Вообще, свою первую песню я написала в семь лет (то есть в 1990–1991 году — уже после окончания советской кампании в Афганистане. — Прим. ред.): она была о войне. В то время многие пели про Афганистан — на этой теме я решила написать песню про войну.
— Ваш путь к успеху был довольно трудным. Был момент, когда вы были близки к отчаянию?
— У меня был другой момент. Я очень долго выступала как малобюджетный артист и не рвалась на сцену — мне было важно, помимо создания чистой музыки, еще и зарабатывать себе на жизнь. Исполнять на сцене свои тексты было сложно — они были до боли интимными и личными. Но я понимала, что по-другому было нельзя.

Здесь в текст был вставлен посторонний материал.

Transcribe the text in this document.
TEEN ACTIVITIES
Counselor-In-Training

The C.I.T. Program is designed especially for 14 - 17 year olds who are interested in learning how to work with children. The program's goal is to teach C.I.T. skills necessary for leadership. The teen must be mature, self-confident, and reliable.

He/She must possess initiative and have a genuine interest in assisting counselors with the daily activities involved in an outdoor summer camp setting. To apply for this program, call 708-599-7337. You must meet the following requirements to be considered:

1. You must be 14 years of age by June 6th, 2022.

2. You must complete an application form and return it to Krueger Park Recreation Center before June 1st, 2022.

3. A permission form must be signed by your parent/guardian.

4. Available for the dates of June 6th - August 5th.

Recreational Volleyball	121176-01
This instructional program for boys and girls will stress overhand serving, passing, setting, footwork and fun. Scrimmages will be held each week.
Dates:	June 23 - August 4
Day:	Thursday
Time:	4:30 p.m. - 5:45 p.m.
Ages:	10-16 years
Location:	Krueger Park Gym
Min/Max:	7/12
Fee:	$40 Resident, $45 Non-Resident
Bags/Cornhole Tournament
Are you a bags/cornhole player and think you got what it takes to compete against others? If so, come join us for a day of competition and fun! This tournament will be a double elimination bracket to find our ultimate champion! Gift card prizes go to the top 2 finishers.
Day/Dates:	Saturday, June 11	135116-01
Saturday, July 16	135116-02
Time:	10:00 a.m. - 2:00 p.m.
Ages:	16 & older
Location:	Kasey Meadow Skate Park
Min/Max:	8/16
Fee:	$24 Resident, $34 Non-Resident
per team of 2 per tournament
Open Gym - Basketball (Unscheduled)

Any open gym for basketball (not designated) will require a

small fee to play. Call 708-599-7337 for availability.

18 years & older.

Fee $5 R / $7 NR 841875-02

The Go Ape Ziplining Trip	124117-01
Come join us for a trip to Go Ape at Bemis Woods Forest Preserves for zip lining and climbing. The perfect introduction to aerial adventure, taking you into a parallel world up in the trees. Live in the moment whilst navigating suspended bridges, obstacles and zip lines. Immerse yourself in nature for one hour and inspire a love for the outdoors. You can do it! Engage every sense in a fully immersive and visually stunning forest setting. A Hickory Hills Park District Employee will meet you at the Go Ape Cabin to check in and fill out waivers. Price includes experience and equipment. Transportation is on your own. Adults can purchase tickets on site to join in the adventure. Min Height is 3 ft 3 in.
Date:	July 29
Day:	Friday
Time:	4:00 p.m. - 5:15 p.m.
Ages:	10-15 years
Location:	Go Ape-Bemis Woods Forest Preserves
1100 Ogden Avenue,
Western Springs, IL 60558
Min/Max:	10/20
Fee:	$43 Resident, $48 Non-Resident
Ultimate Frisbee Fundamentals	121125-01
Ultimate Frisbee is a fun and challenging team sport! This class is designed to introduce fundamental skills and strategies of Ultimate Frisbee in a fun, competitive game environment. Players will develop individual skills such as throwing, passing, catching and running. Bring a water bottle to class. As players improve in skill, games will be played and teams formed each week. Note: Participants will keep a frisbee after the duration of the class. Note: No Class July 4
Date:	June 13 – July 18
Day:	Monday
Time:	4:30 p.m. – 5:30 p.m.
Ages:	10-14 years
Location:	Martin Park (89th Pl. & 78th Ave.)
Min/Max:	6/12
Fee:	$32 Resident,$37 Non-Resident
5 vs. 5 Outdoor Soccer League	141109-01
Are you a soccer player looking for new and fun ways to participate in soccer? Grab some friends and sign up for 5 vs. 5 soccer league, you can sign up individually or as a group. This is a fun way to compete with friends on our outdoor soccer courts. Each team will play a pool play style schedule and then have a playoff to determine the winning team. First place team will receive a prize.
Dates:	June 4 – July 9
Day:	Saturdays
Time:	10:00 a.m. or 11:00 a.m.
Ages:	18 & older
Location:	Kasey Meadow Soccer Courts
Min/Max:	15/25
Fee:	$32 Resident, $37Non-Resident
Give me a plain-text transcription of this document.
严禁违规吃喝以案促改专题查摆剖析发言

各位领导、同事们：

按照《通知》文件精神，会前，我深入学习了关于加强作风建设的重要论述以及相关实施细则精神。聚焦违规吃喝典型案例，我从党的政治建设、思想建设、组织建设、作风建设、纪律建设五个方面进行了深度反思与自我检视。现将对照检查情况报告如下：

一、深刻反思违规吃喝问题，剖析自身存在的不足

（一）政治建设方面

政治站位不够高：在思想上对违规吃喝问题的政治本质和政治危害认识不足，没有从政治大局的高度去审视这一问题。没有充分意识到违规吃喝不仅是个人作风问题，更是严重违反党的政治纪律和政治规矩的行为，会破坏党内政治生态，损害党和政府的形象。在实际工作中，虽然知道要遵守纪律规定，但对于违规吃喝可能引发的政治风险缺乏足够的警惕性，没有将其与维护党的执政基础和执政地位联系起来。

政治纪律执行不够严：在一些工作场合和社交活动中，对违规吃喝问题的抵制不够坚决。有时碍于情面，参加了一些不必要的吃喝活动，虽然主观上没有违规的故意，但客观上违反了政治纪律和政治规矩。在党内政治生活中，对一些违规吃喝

Переход [к успеху] произошел очень быстро. Я была малобюджетным артистом и вдруг стала популярной — песни передавались из рук в руки, с кассеты на кассету под какими‑то пиратскими названиями — я была и певицей Светой, и «Тату», потому что никто не знал, как меня зовут, как меня найти.
Концерты в то время у меня прекратились, потому что никто не верил, что певица МакSим может выступать даже за двести долларов, а я думала, что нужно выбирать себе другую профессию. Позже я стала сотрудничать с компанией Warner Music — и мы поехали в тур уже на других условиях.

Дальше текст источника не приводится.